As US debt markets prepare for new president Joe Biden’s $1.9 trillion Covid stimulus spending, Tuesday saw the US Treasury raise
$24bn in new 20-year debt at a borrowing cost of 2.29% per annum.
The highest such borrowing cost for the US government since summer 2019, that marked a record-low for
20-year bond yields when first reached in 2012, aftermath of the global financial crisis.
The number of US residents claiming jobless benefits has risen in March, new data said Thursday, defying analyst forecasts for a drop.
World No.3 economy Japan saw consumer prices fall 0.4% per year in February, the national statistics agency said this morning, while Australia’s retail sales fell 1.1% from January – also defying analyst predictions – and factory-gate inflation in the Eurozone’s No.1 economy Germany rose only to 1.9% per year, doubling from January’s pace but slower than expected.
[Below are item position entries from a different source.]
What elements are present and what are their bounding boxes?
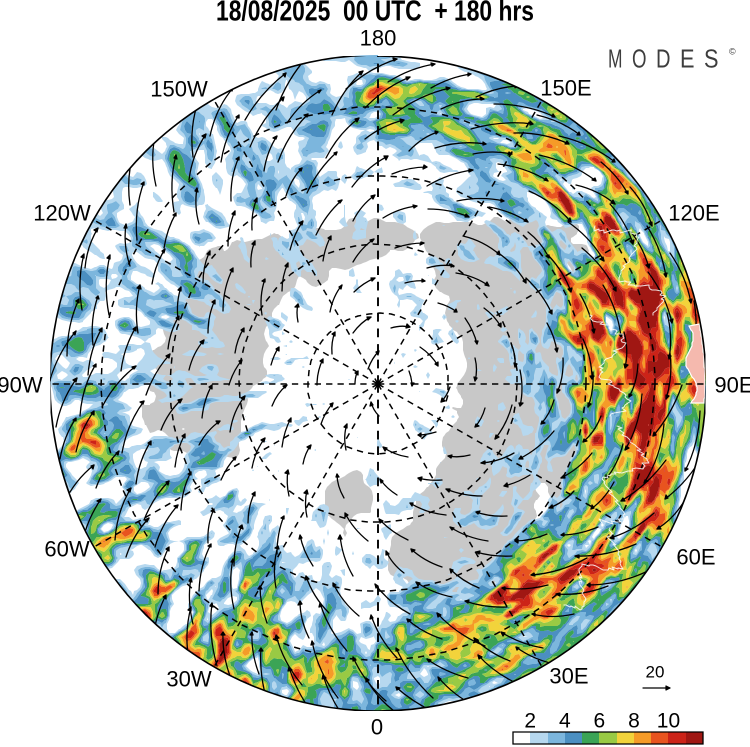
svg-text:4: 4 [559, 709, 571, 732]
svg-text:150E: 150E [540, 76, 591, 101]
svg-text:18/08/2025 00 UTC + 180 hrs: 18/08/2025 00 UTC + 180 hrs [216, 0, 534, 27]
svg-text:150W: 150W [150, 77, 208, 102]
svg-text:60W: 60W [44, 537, 89, 562]
svg-text:0: 0 [371, 715, 383, 740]
svg-text:O: O [632, 44, 647, 74]
svg-text:120E: 120E [668, 201, 719, 226]
svg-text:30E: 30E [549, 664, 588, 689]
svg-text:S: S [704, 44, 719, 74]
svg-text:20: 20 [646, 662, 665, 681]
svg-text:180: 180 [360, 26, 397, 51]
svg-text:E: E [680, 44, 695, 74]
svg-text:90W: 90W [0, 373, 43, 398]
svg-text:6: 6 [594, 709, 606, 732]
svg-text:60E: 60E [676, 545, 715, 570]
svg-text:©: © [729, 46, 736, 56]
svg-text:30W: 30W [166, 667, 211, 692]
svg-text:M: M [608, 44, 623, 74]
svg-text:8: 8 [628, 709, 640, 732]
svg-text:2: 2 [524, 709, 536, 732]
svg-text:10: 10 [657, 709, 680, 732]
svg-text:D: D [656, 44, 671, 74]
svg-text:120W: 120W [33, 201, 91, 226]
svg-text:90E: 90E [714, 373, 750, 398]
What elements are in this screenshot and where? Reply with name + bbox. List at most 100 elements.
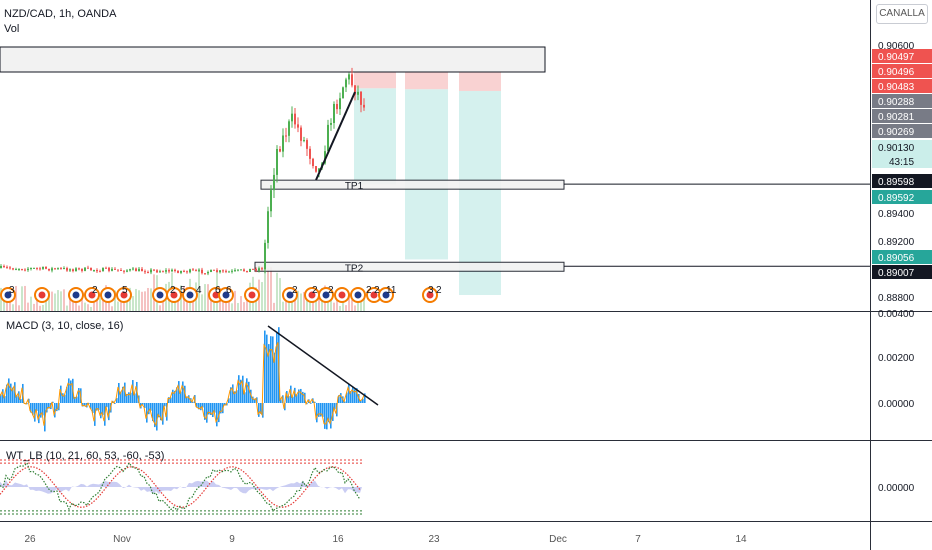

Industrial commodities today erased more of their 2021 gains, with crude oil dropping below $60 per barrel of US benchmark WTI, down 10% from this month’s 2-year high.
Silver outpaced gold bullion across the week, gaining 3.0% at London’s benchmark auction to fix above $26 per ounce today.
But fellow industrial-precious metal platinum erased this week’s earlier $50 gain and fell a further $10 per ounce from last Friday’s finish to trade at just $1172 as sister metal palladium – boosted this week back towards New Year 2020’s all-time highs by
news of floods at 2 key mines for major producer Nornickel (MCX: GMKN) – retreated almost $150 from yesterday’s peak of $2748.